Thursday, March 17, 2011

Together At Last! – Cross-Culturalism and Music of Today (Part III, Conclusion)

By the turn of the century, two new cross-cultural trends emerged in American popular music.

The first was the large numbers of Hispanic artists on the Billboard charts, reflecting the growing Hispanic population of the United States as well as the growing impact of Hispanics in the general culture.

The second new trend was collaboration. While there were occasional noteworthy collaborations in the past, it’s in the 2000s that the trend really began to take off. 

Carlos Santana – who had been around since Woodstock – had the biggest hits of his career when he collaborated with artists from other genres and ethnic groups, like Rob Thomas.

In the past ten years, there has been a flurry of collaborations – every year, many of the top songs have been artists “featuring” other artists, often from different genres and cultural backgrounds. Today, artists such as Lady Gaga and Justin Bieber regularly mix genres and cultures.




This summary graphic illustrates the ethnic makeup of the charts, year by year. It is easy to see just how far the pendulum has swung – popular music in the United States has gone from white artists accounting for 90% of the hit songs in the 1950s, to non-white artists now accounting for well over half of the hit songs in the past decade.

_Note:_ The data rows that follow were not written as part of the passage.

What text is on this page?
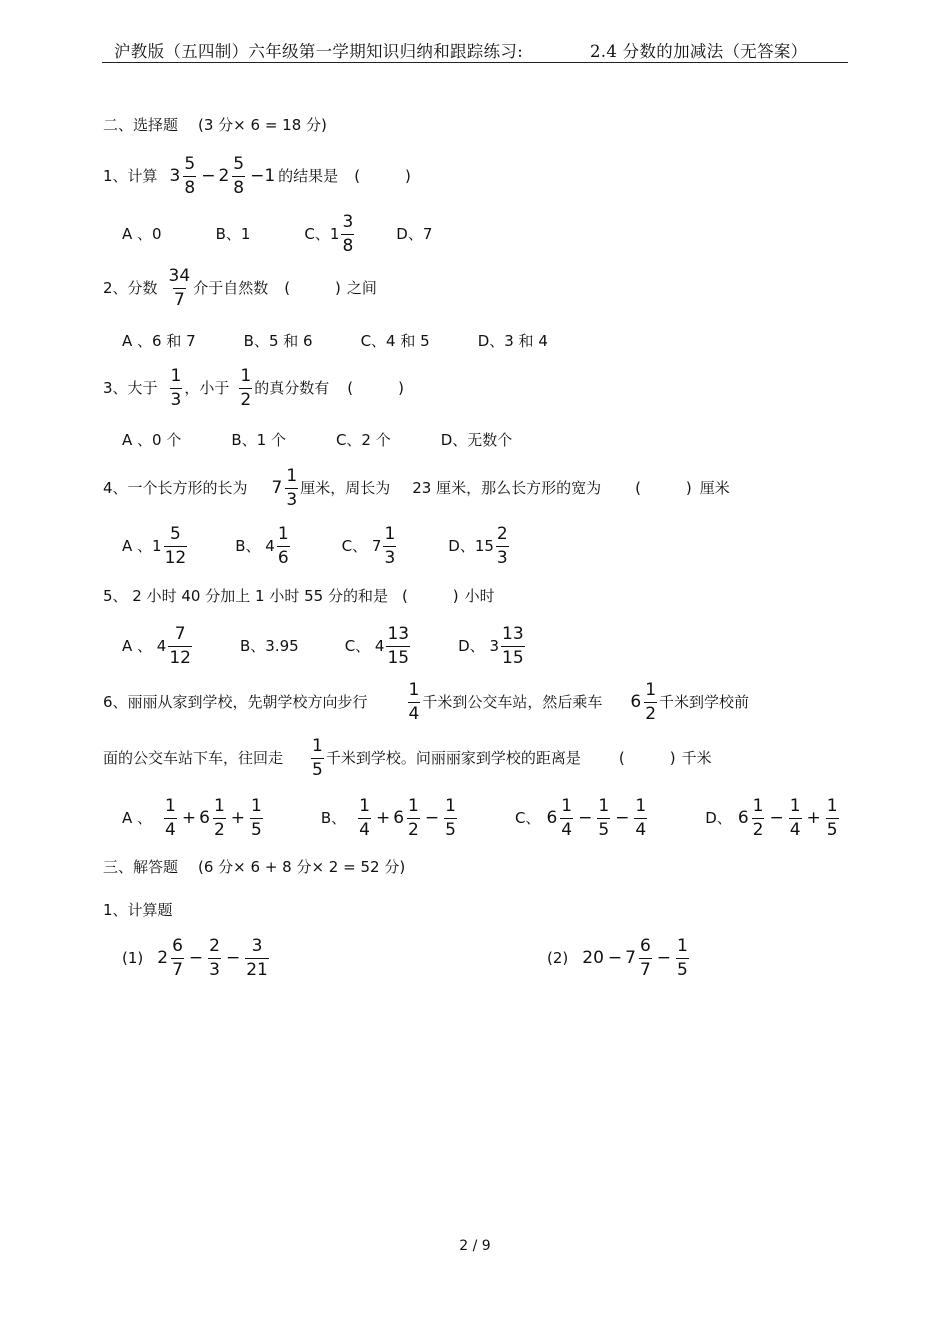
沪教版（五四制）六年级第一学期知识归纳和跟踪练习:	2.4 分数的加减法（无答案）
二、选择题 (3 分× 6 = 18 分)
1、计算 3
5
8
− 2
5
8
−1 的结果是 (　　　)
A 、0	B、1	C、1
3
8
D、7
2、分数
34
7
介于自然数 (　　　) 之间
A 、6 和 7	B、5 和 6	C、4 和 5	D、3 和 4
3、大于
1
3
，小于
1
2
的真分数有 (　　　)
A 、0 个	B、1 个	C、2 个	D、无数个
4、一个长方形的长为 7
1
3
厘米，周长为 23 厘米，那么长方形的宽为 (　　　) 厘米
A 、1
5
12
B、 4
1
6
C、 7
1
3
D、15
2
3
5、 2 小时 40 分加上 1 小时 55 分的和是 (　　　) 小时
A 、 4
7
12
B、3.95	C、 4
13
15
D、 3
13
15
6、丽丽从家到学校，先朝学校方向步行
1
4
千米到公交车站，然后乘车 6
1
2
千米到学校前
面的公交车站下车，往回走
1
5
千米到学校。问丽丽家到学校的距离是	(　　　) 千米
A 、
1
4
+ 6
1
2
+ $\frac{1}{5}$	B、
1
4
+ 6
1
2
− $\frac{1}{5}$	C、 6
1
4
− $\frac{1}{5} - \frac{1}{4}$	D、 6
1
2
− $\frac{1}{4} + \frac{1}{5}$
三、解答题 (6 分× 6 + 8 分× 2 = 52 分)
1、计算题
(1) 2
6
7
− $\frac{2}{3} - \frac{3}{21}$	(2) 20 − 7
6
7
− $\frac{1}{5}$
2 / 9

Is your brand stuck in a different era? Is it 50s Pat Boone, covering other cultures through White lenses? Is it stuck in Woodstock like Santana was for so many years? Is it stuck in the times when the brand first launched when what was popular then is now outdated?

Is it trying too hard to be multicultural, coming across unauthentic like “Ebony and Ivory”? Or is it keeping with the fast moving times and appealing to the new general market, the total market, where a mixed culture is the now the new mainstream?